Elegant because that spirit is so inspiring. See it here, an unaired commercial featuring Jobs' own voice (the one broadcast used Richard Dreyfuss' voice). Maddening because it's so often a gift, not a practiced skill, to think different, to see what others do not, to see ahead, to see the way.

{Beautiful copywriting, by the way (see below …)}

Already among the world's most prominent different thinkers, Steve Jobs in death is now among the most revered.

He's at the top of a great heap of different thinkers, whom I encounter every day. People constantly amaze me for what they are able to do, the jobs they have that I didn't know even could be jobs, the places they traveled, the thoughts they think. So different, so far ahead of what I do and think. As the owner of a couple of books on the art of Disney animation, I am flummoxed to see the work of dozens of artists, churning out thousands and thousands of gorgeous concept drawings that no one but the films' art directors, and a few readers of these books, will ever see. They are fantastically beyond my ability to draw, and yet they're often postage-stamp sketches of color and amazing form and depth. Breathtakingly depressing.

When I heard of Jobs' death, my first thought popped out before I could choke it down: My God, he's only seven years older! What have I done?

You're right to say, "Yeah, what have you done?" Of course, you'd be just as right in saying, "Measure different."

I agonize like everyone else — in ways that vary as much as each of us are different — about what I've accomplished, what good influence I've made on anything, and what to do about that deficit now.

My son says I'm too hard on myself, which is my nature. When I measure different, I realize my children are becoming more and many splendored than I imagined — and I imagined much splendor. I'm married to my best friend, who saves me from myself every day. Steve Jobs is reported to have wanted a biography so that his children to learn about him, because Apple and Pixar and everything else had taken him away from his kids. What price global influence?

As far as the other stuff, I still have time, though I take heed the much-played commencement address Jobs delivered to Stanford University's graduating class of 2005. He told the graduates they don't have that much time.

"Death is very likely the single best invention of life," he said. "It is life's change agent.

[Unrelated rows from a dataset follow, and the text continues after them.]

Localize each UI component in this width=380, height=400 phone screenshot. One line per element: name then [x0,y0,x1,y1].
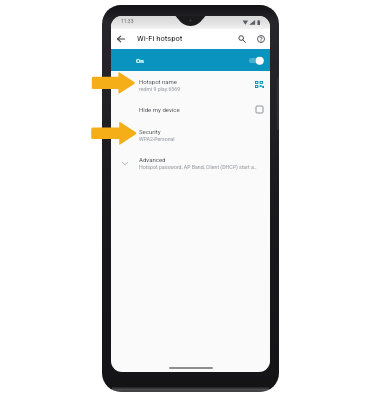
staticText: Advanced [139,156,166,163]
button[interactable]: Help [253,31,269,47]
button[interactable]: Hotspot name [111,71,270,98]
staticText: On [136,57,144,64]
staticText: Wi-Fi hotspot [137,34,183,43]
staticText: WPA2-Personal [139,136,175,142]
button[interactable]: Security [111,121,270,149]
staticText: Security [139,128,161,135]
button[interactable]: Search [234,31,250,47]
staticText: Hotspot name [139,78,178,85]
button[interactable]: Hide my device [111,98,270,121]
staticText: redmi 9 play 6569 [139,86,181,92]
button[interactable]: On [111,49,270,71]
button[interactable]: Back [113,31,129,47]
staticText: 11:33 [121,18,134,24]
staticText: Hotspot password, AP Band, Client (DHCP)… [139,164,257,170]
button[interactable]: Advanced [111,149,270,177]
staticText: Hide my device [139,106,180,113]
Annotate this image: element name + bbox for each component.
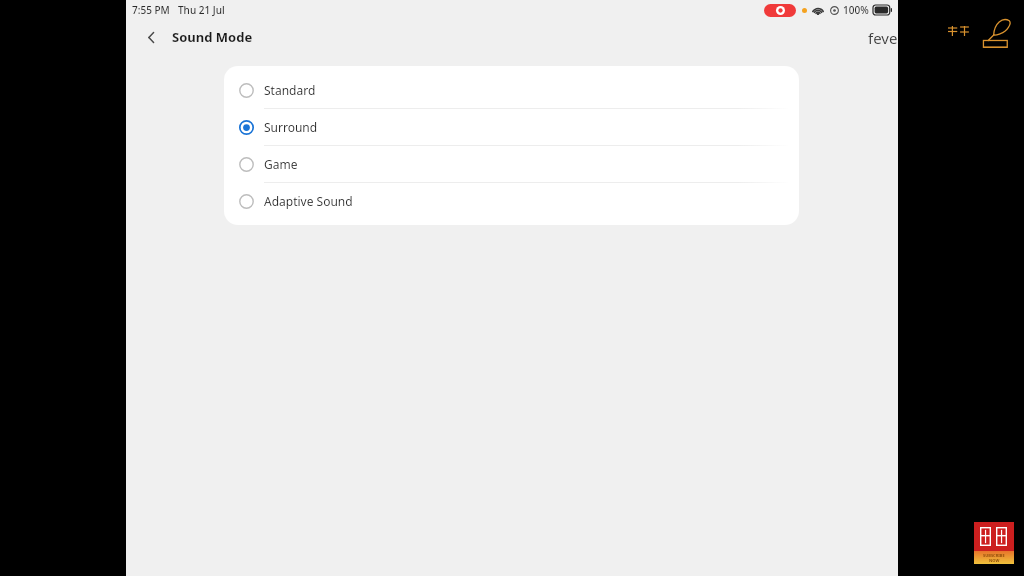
staticText: feve bbox=[868, 28, 898, 48]
staticText: Standard bbox=[264, 82, 316, 98]
staticText: NOW bbox=[989, 558, 1000, 563]
staticText: SUBSCRIBE bbox=[983, 553, 1005, 558]
staticText: Thu 21 Jul bbox=[178, 3, 225, 17]
staticText: Surround bbox=[264, 119, 318, 135]
button[interactable]: Surround bbox=[224, 109, 799, 146]
button[interactable]: Back bbox=[136, 22, 166, 52]
staticText: Sound Mode bbox=[172, 28, 253, 46]
staticText: Adaptive Sound bbox=[264, 193, 353, 209]
button[interactable]: Standard bbox=[224, 72, 799, 109]
staticText: 100% bbox=[843, 3, 869, 17]
staticText: Game bbox=[264, 156, 298, 172]
button[interactable]: Adaptive Sound bbox=[224, 183, 799, 219]
staticText: 7:55 PM bbox=[132, 3, 170, 17]
button[interactable]: Game bbox=[224, 146, 799, 183]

It clears out the old to make way for the new.
"Your time is limited, so don't waste it living someone else's life," he continued. "Don't be trapped by dogma—which is living with the results of other people's thinking. Don't let the noise of others' opinions drown out your own inner voice. And most important, have the courage to follow your heart and intuition. They somehow already know what you truly want to become. Everything else is secondary."
He admonished the graduates in Stewart Brand's words, from the Whole Earth Catalog: Stay hungry. Stay foolish.
*"Here’s to the crazy ones. The misfits. The rebels. The troublemakers. The round pegs in the square holes. The ones who see things differently. They’re not fond of rules. And they have no respect for the status quo. You can quote them, disagree with them, glorify or vilify them. About the only thing you can’t do is ignore them. Because they change things. They push the human race forward. And while some may see them as the crazy ones, we see genius. Because the people who are crazy enough to think they can change the world, are the ones who do. (Think different.)" Apple commercial.